I nomi racchiudono un destino?
Forse nel caso di Luca De Silva si può dire che accidentalmente sottolineano e dichiarano un'attitudine selvatica istintiva, che si declina in tematiche ricorrenti e fondanti. Del resto se i rami crescono tentando di occupare il cielo intero, le radici non abbandonano mai la terra dove sono nate, trovando nutrimento costante che diventa memoria, emanazione e nucleo primigenio di noi stessi.
Quest'ultima fase della ricerca di De Silva, iniziata circa alla fine degli anni Novanta, seguendo un richiamo probabilmente presente da sempre nel lavoro dell'artista, sicuramente fin dagli anni Settanta (si ricorda a questo proposito la performance Io sono l'albero del 1979), quando si fa palese in lui l'interesse per la visione di un mondo antropologico legato principalmente alla ritualità e poi alla mitologia primitiva. E' una visione che, partendo dall'impegno dell'artista di fare arte come viaggio iniziatico per capire il senso delle cose e testimoniare il senso della propria esistenza, mettendo in relazione il proprio io con l'esterno, costruisce una percezione filtrata dalla cultura antropologica-mitologica e sciamanica.
Nella serie di installazioni pensate per l'orto Botanico di Siena si ritrova ogni aspetto di questa riflessione, in un connubio perfetto e naturale con un luogo che è costruzione e documentazione di alcuni aspetti selvatici della natura. Un ventre materno che accoglie, un passaggio-paesaggio entro cui tutto si dischiude e tutto nasce e si crea in un equilibrio ricreato, in cui convivono artificio ed estrema naturalità. E' un percorso inteso da De Silva come sentiero per la conoscenza di se stessi attraverso una simbologia che intende risvegliare l'immaginario e la memoria inconscia più profonda.
All'interno di queste manifestazioni simboliche hanno un ruolo fondamentale l'albero come unione di cielo e terra e la natura come energia, come mana e Grande Madre.

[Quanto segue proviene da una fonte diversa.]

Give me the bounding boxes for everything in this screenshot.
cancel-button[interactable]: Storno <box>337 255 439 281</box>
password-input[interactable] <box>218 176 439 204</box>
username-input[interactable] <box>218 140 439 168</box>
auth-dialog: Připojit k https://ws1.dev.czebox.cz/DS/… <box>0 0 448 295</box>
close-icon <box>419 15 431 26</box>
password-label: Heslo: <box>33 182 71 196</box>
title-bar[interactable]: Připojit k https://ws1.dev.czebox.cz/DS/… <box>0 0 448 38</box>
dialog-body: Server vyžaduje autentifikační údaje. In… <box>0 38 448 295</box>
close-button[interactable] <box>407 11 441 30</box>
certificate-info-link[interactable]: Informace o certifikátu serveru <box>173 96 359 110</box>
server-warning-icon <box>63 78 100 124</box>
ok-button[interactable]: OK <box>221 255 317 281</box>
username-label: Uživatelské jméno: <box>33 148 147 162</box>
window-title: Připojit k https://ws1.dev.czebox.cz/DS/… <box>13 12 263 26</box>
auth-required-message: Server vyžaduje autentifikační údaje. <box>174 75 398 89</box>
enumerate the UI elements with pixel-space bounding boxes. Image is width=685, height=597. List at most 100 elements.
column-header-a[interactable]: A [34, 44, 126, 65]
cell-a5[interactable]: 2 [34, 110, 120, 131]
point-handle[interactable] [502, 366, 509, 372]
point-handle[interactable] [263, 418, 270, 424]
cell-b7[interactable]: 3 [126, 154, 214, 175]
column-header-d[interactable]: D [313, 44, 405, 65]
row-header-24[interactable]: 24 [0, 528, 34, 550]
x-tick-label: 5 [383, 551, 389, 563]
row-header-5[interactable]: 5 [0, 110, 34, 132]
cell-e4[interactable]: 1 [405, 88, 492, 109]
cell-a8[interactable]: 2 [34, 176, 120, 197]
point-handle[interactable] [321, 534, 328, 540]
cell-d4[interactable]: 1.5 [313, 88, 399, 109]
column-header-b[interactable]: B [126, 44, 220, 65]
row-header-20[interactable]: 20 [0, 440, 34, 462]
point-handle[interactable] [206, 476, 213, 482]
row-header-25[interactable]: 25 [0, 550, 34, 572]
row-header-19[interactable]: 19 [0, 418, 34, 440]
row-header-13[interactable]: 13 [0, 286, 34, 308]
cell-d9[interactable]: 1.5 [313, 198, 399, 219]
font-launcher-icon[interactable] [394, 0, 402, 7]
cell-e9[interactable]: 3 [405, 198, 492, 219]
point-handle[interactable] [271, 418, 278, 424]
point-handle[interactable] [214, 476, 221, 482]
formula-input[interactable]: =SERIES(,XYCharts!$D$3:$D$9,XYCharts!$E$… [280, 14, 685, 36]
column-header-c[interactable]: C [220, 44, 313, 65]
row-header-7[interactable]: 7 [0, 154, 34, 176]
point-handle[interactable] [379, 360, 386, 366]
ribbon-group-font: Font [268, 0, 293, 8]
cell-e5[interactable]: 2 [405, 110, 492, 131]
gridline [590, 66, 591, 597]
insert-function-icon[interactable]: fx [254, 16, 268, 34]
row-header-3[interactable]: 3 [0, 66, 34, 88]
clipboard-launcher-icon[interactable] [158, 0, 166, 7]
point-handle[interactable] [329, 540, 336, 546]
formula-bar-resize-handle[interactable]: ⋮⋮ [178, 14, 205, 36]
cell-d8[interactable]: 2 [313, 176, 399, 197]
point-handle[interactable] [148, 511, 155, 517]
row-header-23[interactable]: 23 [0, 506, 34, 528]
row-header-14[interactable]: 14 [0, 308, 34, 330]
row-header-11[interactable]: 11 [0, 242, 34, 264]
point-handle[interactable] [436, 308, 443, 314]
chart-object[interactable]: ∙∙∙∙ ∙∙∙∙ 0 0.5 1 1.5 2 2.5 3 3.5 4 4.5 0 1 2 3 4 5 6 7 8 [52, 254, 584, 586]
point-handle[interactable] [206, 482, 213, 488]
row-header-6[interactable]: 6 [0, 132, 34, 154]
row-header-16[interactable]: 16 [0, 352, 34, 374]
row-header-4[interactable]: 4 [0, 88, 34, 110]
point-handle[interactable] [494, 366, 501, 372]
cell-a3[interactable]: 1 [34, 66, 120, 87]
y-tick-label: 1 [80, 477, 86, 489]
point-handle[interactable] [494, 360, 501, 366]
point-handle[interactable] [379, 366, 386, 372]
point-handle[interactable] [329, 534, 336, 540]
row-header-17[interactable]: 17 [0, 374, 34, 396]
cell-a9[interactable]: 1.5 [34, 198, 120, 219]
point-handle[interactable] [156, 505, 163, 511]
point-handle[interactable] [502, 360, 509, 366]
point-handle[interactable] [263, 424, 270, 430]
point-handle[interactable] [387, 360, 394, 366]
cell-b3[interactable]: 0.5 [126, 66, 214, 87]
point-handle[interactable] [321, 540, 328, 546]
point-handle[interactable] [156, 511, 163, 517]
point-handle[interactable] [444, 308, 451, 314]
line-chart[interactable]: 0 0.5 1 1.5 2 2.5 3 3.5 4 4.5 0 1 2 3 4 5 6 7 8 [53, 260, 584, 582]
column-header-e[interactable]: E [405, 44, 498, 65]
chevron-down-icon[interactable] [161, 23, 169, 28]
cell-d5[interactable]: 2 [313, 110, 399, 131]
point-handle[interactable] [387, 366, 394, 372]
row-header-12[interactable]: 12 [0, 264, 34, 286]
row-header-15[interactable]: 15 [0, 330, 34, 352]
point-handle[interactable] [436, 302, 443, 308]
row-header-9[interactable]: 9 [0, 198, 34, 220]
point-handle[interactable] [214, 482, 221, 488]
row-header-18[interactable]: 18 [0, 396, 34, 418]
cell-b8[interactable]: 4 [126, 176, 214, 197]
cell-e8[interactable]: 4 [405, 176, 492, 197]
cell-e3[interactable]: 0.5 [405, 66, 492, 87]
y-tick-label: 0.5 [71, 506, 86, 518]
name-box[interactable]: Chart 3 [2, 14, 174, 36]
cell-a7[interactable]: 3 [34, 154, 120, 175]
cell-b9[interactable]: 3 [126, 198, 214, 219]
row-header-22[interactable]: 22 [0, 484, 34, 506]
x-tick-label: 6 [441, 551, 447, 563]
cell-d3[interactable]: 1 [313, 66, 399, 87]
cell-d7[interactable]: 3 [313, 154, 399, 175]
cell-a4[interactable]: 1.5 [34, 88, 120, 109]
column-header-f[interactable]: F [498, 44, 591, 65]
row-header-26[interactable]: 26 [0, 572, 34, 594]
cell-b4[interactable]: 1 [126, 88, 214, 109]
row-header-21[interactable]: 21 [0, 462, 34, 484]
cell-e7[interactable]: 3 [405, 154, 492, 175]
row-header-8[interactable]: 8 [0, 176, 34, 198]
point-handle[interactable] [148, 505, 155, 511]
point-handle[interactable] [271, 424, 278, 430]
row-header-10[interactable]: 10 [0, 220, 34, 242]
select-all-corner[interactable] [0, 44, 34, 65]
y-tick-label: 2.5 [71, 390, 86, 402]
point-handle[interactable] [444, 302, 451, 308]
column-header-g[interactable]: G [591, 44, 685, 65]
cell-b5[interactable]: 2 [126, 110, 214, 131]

L'albero è l'asse che unisce dimensione terrestre e celeste, ne rappresenta lo scambio e l'intima necessità di completamento ed è anche per il suo accrescersi metafora del percorso come processo di crescita ed evoluzione e quindi d'identità, nel perenne rinnovarsi della vita. L'unione degli opposti richiama necessariamente l'unione alchemica, la ricerca dell'uomo del ricongiungimento con la sua natura spirituale. L'albero porta inoltre con sé anche il riferimento al femminino sacro come principio fondante del mondo, la Grande Madre come principio originario immanente in tutte le cose, sinonimo di creazione e nutrimento, dea che ha poi trovato nel tempo e nello spazio nomi diversi (Nana, Ishtar, Demetra, Cibele, Iside e molti altri fino alla Vergine Maria), ma che ha mantenuto sempre un ruolo fondante. Una sorta dunque di epifania del sacro che nasce dalla terra e indica il cammino iniziatico dell'anima, un segno presente e passato che è sempre stato e che si ritrova, come afferma James Hillman, come “anima dei luoghi”, come interiorità celata da scoprire, sacralizzare e proteggere.
Nell'approccio del Selvatico Sensibile riemerge quindi la visione contemplativa della natura come cosmo vivente relazionale in simbiosi simbolica con la cultura, come fonte inesauribile che si rinnova da millenni e che proprio nell'arte trova la sua interpretazione più naturale della realtà impermanente.
Citando De Silva, si può affermare perciò che “L'artista è solo colui che, come l'alchimista, trasforma la materia per trasformare la propria anima, la propria psiche”, in un cammino filosofico che oltrepassa il tempo della vita e ci spinge dentro le cose, per ricercare una finalità senza scopo.